Ekonomi & Bisnis
DPR Akan Dalami Alasan OJK Terbitkan Aturan Co-Payment
TEMPO BISNIS
| Juni 7, 2025
18 0 0
0
TEMPO.CO, Jakarta - Ketua Komisi XI Dewan Perwakilan Rakyat (DPR) Mukhamad Misbakhun akan berdiskusi dengan pimpinan di komisinya ihwal aturan Otoritas Jasa Keuangan (OJK) tentang pembagian risiko atau co-payment untuk produk asuransi kesehatan. Aturan yang berlaku mulai 1 Januari 2026 ini mewajibkan peserta asuransi untuk menanggung 10 persen dari biaya berobat.
“Akan kami bicarakan di internal pimpinan Komisi XI untuk diagendakan rapat di masa sidang depan,” kata Misbakhun kepada Tempo melalui aplikasi perpesanan pada Sabtu, 7 Juni 2025. Politikus Partai Golkar itu mengatakan, rapat tersebut bertujuan untuk mengetahui dasar argumentasi dan alasan OJK dalam mengeluarkan peraturan co-payment.
Aturan co-payment tertuang dalam Surat Edaran OJK Nomor 7 tahun 2025 tentang Penyelenggaraan Produk Asuransi Kesehatan. Dalam skema co-payment, pemegang polis harus menanggung paling sedikit 10 persen dari total pengajuan klaim dengan batas maksimum Rp 300.000 untuk rawat jalan per pengajuan klaim. Sementara untuk rawat inap OJK menerapkan batas maksimum sebesar Rp 3.000.000 per pengajuan klaim.
Ketentuan ini menuai kritik, salah satunya dari Forum Konsumen Berdaya Indonesia (FKBI). “Aturan ini mereduksi hak konsumen sebagai pemegang polis asuransi,” kata Ketua FKBI Tulus Abadi melalui keterangan tertulis, Kamis, 5 Juni 2025. Tulus menduga OJK sebagai regulator tidak melibatkan lembaga konsumen saat menerbitkan aturan tersebut.
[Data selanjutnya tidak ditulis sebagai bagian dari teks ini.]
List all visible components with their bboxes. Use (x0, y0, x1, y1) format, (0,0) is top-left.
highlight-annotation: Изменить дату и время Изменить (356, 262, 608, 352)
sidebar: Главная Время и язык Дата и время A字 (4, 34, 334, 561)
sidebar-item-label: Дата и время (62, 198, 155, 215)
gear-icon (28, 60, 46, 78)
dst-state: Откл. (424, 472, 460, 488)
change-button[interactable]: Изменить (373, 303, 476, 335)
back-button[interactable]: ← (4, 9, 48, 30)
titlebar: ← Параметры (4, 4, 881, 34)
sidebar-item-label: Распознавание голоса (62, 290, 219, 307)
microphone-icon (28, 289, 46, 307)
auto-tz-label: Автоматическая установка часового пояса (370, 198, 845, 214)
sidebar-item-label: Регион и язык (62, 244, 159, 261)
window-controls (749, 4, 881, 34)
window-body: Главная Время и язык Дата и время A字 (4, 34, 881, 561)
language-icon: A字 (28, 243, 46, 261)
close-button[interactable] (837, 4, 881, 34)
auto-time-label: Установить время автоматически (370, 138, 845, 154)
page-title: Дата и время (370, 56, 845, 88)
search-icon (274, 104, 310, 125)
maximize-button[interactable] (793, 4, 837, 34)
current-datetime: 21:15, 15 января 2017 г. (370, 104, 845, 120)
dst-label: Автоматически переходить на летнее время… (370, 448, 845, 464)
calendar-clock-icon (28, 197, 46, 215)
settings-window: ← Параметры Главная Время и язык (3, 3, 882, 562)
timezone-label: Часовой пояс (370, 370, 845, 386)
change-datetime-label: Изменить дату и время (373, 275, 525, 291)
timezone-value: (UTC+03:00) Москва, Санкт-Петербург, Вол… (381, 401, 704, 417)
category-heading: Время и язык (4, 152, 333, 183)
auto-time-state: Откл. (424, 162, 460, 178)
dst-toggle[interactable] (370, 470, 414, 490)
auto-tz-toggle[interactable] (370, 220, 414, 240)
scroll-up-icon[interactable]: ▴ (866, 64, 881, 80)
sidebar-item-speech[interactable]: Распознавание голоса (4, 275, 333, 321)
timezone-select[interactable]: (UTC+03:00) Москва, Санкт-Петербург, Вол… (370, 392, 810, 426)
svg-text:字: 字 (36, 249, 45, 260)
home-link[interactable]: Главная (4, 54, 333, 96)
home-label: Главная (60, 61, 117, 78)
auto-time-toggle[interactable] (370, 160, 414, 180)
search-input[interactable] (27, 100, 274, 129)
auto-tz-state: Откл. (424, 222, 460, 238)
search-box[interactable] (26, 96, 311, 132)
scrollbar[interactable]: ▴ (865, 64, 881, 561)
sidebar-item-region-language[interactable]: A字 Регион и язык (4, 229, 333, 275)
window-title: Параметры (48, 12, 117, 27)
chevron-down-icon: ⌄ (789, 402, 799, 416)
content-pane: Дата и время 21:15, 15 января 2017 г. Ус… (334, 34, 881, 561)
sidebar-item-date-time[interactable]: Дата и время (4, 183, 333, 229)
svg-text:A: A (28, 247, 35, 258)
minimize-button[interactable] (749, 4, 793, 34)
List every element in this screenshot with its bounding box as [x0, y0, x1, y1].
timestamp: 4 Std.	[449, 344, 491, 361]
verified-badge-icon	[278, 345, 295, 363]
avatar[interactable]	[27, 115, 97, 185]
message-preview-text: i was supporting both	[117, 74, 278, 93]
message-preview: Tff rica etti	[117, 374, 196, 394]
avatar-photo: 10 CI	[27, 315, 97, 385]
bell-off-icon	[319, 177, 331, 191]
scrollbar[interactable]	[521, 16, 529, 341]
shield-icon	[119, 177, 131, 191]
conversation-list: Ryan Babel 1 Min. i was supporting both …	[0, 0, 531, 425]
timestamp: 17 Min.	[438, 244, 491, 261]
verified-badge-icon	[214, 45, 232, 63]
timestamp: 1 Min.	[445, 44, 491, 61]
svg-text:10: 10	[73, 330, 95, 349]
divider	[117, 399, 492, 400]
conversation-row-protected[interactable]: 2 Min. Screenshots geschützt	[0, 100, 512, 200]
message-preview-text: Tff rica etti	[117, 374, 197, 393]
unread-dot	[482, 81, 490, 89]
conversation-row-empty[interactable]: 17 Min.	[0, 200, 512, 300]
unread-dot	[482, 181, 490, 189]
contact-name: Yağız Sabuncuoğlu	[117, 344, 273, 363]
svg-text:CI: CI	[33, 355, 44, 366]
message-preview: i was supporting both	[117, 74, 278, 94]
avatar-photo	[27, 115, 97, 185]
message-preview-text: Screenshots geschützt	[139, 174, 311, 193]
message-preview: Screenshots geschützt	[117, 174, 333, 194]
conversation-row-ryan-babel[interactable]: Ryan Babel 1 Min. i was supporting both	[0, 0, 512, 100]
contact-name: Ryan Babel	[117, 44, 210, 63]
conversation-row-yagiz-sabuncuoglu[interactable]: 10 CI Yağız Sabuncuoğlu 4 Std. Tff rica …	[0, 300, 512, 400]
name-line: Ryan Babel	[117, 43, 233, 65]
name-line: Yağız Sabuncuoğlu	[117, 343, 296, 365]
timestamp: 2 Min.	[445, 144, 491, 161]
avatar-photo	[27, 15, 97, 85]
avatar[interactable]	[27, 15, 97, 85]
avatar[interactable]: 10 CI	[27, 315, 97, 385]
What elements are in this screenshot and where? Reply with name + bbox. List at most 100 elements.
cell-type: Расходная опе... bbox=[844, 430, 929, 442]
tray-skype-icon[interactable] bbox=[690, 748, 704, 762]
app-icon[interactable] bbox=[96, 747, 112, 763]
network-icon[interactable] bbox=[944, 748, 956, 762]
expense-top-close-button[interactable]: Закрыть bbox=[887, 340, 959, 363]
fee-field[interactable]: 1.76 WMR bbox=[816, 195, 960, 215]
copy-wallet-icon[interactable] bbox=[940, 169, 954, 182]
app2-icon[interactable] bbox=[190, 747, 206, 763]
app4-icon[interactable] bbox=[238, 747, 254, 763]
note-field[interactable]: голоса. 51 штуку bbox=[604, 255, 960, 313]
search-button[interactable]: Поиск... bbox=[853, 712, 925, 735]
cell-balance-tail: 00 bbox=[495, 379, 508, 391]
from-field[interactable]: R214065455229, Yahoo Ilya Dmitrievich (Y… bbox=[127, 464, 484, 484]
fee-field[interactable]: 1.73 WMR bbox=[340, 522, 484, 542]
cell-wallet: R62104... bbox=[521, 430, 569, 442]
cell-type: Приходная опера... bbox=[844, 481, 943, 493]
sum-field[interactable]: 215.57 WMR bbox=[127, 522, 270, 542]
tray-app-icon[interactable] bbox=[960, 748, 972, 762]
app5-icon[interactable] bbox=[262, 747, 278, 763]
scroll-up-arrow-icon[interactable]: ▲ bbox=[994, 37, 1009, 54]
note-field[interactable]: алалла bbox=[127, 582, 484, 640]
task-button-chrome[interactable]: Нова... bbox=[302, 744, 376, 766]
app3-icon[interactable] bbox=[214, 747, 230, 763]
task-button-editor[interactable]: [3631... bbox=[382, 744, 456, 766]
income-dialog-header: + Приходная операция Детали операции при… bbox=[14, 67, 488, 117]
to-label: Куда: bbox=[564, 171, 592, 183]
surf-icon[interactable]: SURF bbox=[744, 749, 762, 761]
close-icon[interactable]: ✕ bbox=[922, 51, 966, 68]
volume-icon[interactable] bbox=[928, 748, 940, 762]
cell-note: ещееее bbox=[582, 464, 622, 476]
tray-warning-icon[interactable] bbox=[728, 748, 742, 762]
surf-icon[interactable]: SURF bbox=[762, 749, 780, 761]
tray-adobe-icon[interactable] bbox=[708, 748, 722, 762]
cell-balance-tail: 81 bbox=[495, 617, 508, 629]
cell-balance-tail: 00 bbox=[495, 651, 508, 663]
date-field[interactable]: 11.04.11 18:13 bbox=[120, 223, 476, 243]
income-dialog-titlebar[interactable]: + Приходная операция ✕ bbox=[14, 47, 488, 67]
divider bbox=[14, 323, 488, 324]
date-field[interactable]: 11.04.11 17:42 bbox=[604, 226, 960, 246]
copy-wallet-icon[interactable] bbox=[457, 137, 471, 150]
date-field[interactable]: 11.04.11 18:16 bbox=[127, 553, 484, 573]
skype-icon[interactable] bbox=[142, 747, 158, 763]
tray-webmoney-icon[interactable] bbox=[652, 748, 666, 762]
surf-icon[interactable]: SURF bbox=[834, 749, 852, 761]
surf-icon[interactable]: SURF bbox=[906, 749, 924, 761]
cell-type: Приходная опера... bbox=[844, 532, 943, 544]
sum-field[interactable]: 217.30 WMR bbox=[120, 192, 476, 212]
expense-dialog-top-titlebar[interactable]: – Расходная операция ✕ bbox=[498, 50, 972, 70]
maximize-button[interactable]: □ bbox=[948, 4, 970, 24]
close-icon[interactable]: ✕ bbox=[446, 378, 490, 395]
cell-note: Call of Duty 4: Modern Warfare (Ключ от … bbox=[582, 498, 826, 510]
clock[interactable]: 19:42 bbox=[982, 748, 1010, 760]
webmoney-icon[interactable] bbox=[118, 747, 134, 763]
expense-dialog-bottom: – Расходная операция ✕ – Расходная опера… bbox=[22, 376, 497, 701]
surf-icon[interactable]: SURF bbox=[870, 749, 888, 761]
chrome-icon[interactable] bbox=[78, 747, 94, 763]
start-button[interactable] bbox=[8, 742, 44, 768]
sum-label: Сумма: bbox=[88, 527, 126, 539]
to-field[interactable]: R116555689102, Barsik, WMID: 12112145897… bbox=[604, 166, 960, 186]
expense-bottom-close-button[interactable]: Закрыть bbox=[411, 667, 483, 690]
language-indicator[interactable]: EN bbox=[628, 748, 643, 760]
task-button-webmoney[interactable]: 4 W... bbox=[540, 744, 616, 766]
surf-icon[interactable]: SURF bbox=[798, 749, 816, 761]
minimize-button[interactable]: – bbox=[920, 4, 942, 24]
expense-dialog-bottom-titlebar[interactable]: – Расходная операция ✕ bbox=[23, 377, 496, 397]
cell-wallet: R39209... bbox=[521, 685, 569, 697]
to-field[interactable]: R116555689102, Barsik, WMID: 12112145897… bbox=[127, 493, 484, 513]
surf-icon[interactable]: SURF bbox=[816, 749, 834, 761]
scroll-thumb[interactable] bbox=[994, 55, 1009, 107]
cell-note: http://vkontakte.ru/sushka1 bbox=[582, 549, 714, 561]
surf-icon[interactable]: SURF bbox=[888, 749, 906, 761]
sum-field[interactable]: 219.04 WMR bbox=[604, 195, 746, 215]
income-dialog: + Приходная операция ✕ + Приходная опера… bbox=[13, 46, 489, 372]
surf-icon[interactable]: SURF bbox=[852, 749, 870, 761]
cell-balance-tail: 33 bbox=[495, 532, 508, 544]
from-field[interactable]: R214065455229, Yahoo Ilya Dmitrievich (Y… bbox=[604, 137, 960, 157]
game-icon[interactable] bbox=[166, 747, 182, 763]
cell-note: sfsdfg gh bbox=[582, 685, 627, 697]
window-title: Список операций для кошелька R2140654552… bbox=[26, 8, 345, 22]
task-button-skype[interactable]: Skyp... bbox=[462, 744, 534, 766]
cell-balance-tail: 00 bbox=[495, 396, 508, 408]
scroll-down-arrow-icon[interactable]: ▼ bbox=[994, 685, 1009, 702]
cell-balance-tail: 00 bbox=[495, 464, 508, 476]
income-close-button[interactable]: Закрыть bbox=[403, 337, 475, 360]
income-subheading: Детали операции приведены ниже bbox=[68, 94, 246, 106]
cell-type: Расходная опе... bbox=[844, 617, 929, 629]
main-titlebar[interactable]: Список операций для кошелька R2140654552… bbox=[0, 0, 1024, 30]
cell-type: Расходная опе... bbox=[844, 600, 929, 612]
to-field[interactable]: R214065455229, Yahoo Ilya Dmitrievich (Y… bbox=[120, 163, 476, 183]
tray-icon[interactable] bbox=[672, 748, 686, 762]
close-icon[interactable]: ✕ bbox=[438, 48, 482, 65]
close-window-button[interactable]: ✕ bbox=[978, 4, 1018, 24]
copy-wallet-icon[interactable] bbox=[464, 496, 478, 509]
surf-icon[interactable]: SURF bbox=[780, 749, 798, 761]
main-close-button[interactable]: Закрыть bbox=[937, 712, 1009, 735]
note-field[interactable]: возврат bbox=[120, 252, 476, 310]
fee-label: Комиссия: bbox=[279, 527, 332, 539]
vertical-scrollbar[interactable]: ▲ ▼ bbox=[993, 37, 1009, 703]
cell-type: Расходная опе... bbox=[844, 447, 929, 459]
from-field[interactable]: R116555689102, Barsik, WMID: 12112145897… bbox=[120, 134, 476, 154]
Tulus menilai aturan ini justru berpotensi mereduksi minat masyarakat yang ingin ikut dalam program asuransi. Terlebih, kata dia, wajah industri asuransi di mata publik sedang menurun karena kasus-kasus besar seperti gagal bayar pada konsumen hingga dugaan korupsi.
Kritik juga muncul dari Yayagan Lembaga Konsumen Indonesia (YLKI). Menurut Sekretaris Eksekutif YLKI Rio Priambodo, peserta seharusnya dijamin 100 persen oleh perusahaan asuransi sebagai bentuk pertanggungan terhadap konsumen. Pertanggungan ini, kata dia, sudah menjadi risiko dari perusahaan asuransi.
“Di tengah jalan konsumen harus dihadapkan dengan perubahan yang tidak menguntungkan dan cenderung merugikan,” kata Rio kepada Tempo pada Kamis, 5 Juni 2025. YLKI pun meminta OJK untuk mengkaji ulang aturan tersebut.
Pelaksana tugas Kepala Departemen Literasi, Inklusi Keuangan dan Komunikasi OJK Ismail Riyadi mengatakan surat edaran OJK tersebut diterbitkan dengan mempertimbangkan tren inflasi medis yang terus meningkat. “Melalui ketentuan ini, OJK mendorong efisiensi pembiayaan layanan kesehatan jangka panjang, di tengah tren inflasi medis yang terus meningkat secara global,” ujarnya dalam keterangan resmi pada Kamis, 5 Juni 2025.
Selain inflasi, Ismail mengatakan skema co-payment bertujuan untuk mendorong pemanfaatan layanan medis dan layanan obat yang lebih berkualitas. “Serta akan mendorong premi asuransi kesehatan yang affordable atau lebih terjangkau karena peningkatan premi dapat dimitigasi dengan lebih baik,” ucap Ismail. Berdasarkan pengalaman di berbagai negara, OJK mencatat skema co-payment akan meningkatkan kesadaran peserta dalam memanfaatkan layanan medis yang ditawarkan fasilitas kesehatan.